Professor Helm is an admirer of what the former Environment Secretary did in terms of climate change and is very concerned about the new administration’s possible negative impact on the environment, ‘It’s fair to say, [the Prime Minister] is not notable for her commitment to green policies…but [he adds, with intended irony] fracking won’t happen in the Cotswolds. It will happen somewhere in the north, perhaps.’

He continues, ‘What worries me as well is that they will water down EU regulations on air and water quality…it’s going to end in tears.’

Whichever government is in power, Professor Helm is focused on whether the UK will be able to achieve its climate goals – and he is not optimistic. He says bluntly, ‘It will not be possible to get to net zero on the current path, not with COP, not with current agreements.’
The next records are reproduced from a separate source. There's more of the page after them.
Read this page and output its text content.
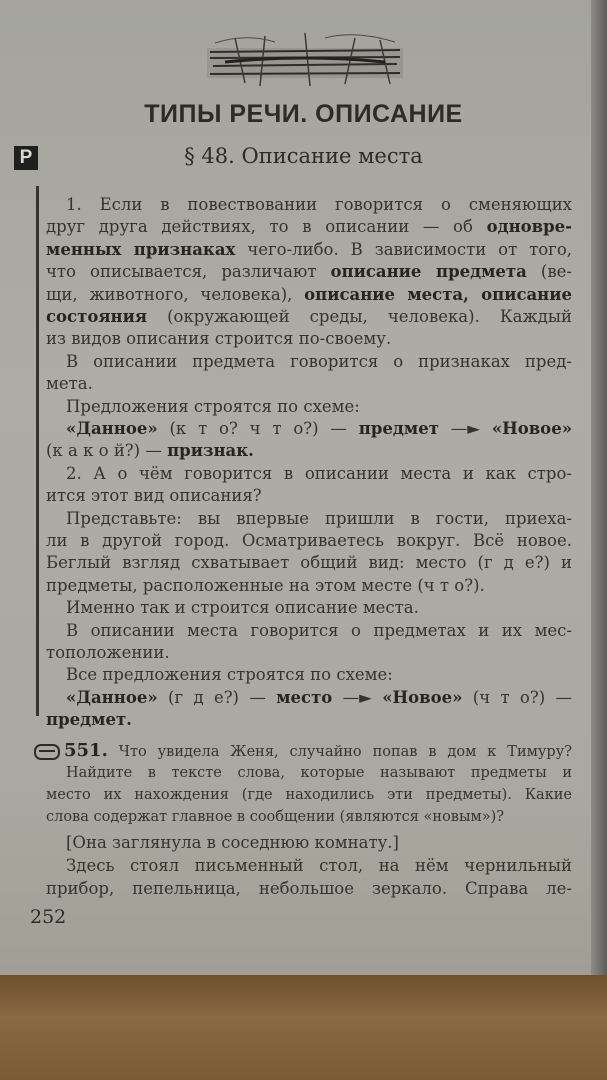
ТИПЫ РЕЧИ. ОПИСАНИЕ
Р	§ 48. Описание места
1. Если в повествовании говорится о сменяющих
друг друга действиях, то в описании — об одновре-
менных признаках чего-либо. В зависимости от того,
что описывается, различают описание предмета (ве-
щи, животного, человека), описание места, описание
состояния (окружающей среды, человека). Каждый
из видов описания строится по-своему.
В описании предмета говорится о признаках пред-
мета.
Предложения строятся по схеме:
«Данное» (к т о? ч т о?) — предмет —► «Новое»
(к а к о й?) — признак.
2. А о чём говорится в описании места и как стро-
ится этот вид описания?
Представьте: вы впервые пришли в гости, приеха-
ли в другой город. Осматриваетесь вокруг. Всё новое.
Беглый взгляд схватывает общий вид: место (г д е?) и
предметы, расположенные на этом месте (ч т о?).
Именно так и строится описание места.
В описании места говорится о предметах и их мес-
тоположении.
Все предложения строятся по схеме:
«Данное» (г д е?) — место —► «Новое» (ч т о?) —
предмет.
551. Что увидела Женя, случайно попав в дом к Тимуру?
Найдите в тексте слова, которые называют предметы и
место их нахождения (где находились эти предметы). Какие
слова содержат главное в сообщении (являются «новым»)?
[Она заглянула в соседнюю комнату.]
Здесь стоял письменный стол, на нём чернильный
прибор, пепельница, небольшое зеркало. Справа ле-
252
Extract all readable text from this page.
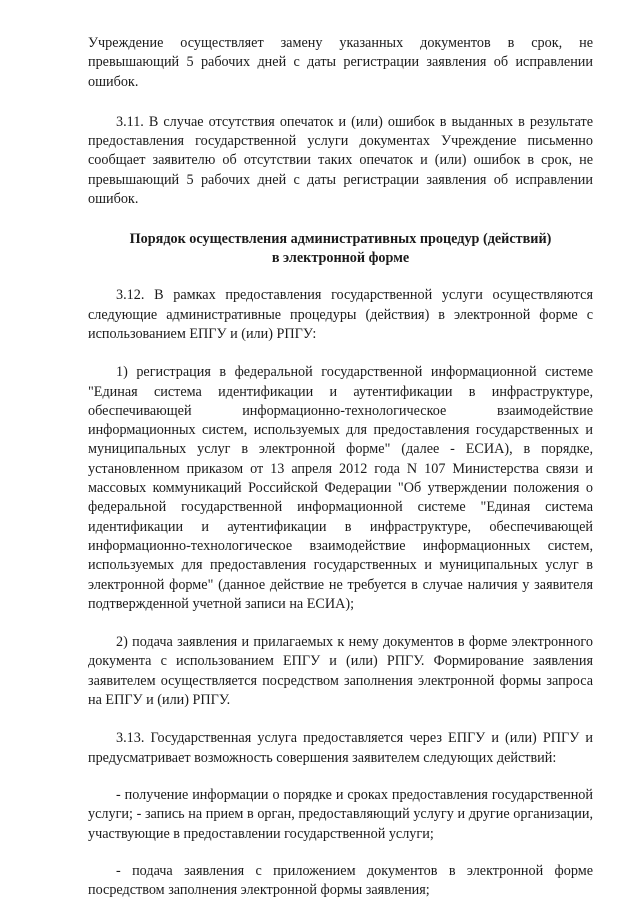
Учреждение осуществляет замену указанных документов в срок, не превышающий 5 рабочих дней с даты регистрации заявления об исправлении ошибок.

3.11. В случае отсутствия опечаток и (или) ошибок в выданных в результате предоставления государственной услуги документах Учреждение письменно сообщает заявителю об отсутствии таких опечаток и (или) ошибок в срок, не превышающий 5 рабочих дней с даты регистрации заявления об исправлении ошибок.

Порядок осуществления административных процедур (действий)

в электронной форме

3.12. В рамках предоставления государственной услуги осуществляются следующие административные процедуры (действия) в электронной форме с использованием ЕПГУ и (или) РПГУ:

1) регистрация в федеральной государственной информационной системе "Единая система идентификации и аутентификации в инфраструктуре, обеспечивающей информационно-технологическое взаимодействие информационных систем, используемых для предоставления государственных и муниципальных услуг в электронной форме" (далее - ЕСИА), в порядке, установленном приказом от 13 апреля 2012 года N 107 Министерства связи и массовых коммуникаций Российской Федерации "Об утверждении положения о федеральной государственной информационной системе "Единая система идентификации и аутентификации в инфраструктуре, обеспечивающей информационно-технологическое взаимодействие информационных систем, используемых для предоставления государственных и муниципальных услуг в электронной форме" (данное действие не требуется в случае наличия у заявителя подтвержденной учетной записи на ЕСИА);

2) подача заявления и прилагаемых к нему документов в форме электронного документа с использованием ЕПГУ и (или) РПГУ. Формирование заявления заявителем осуществляется посредством заполнения электронной формы запроса на ЕПГУ и (или) РПГУ.

3.13. Государственная услуга предоставляется через ЕПГУ и (или) РПГУ и предусматривает возможность совершения заявителем следующих действий:

- получение информации о порядке и сроках предоставления государственной услуги; - запись на прием в орган, предоставляющий услугу и другие организации, участвующие в предоставлении государственной услуги;

- подача заявления с приложением документов в электронной форме посредством заполнения электронной формы заявления;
He maintains radical action is needed, involving a lower standard of living, if net zero is to be achieved. Professor Helm insists, ‘Most environmentalists will tell you it won’t cost much, but it will. 80% of the economy is dependent on fossil fuels and we have to get rid of them from the economy – that affects everything you’re wearing and everything you eat.’

Returning to the current management of the economy, he completely torpedoes any chance of a call from No10, ‘The strapline is, it’s not sustainable. It’s nonsense.’

Given Professor Helm’s proven ability to see which way the wind is blowing, it is interesting to note the odds have shortened on a Labour majority after the next General Election – with next year seen as the most likely time for a Poll.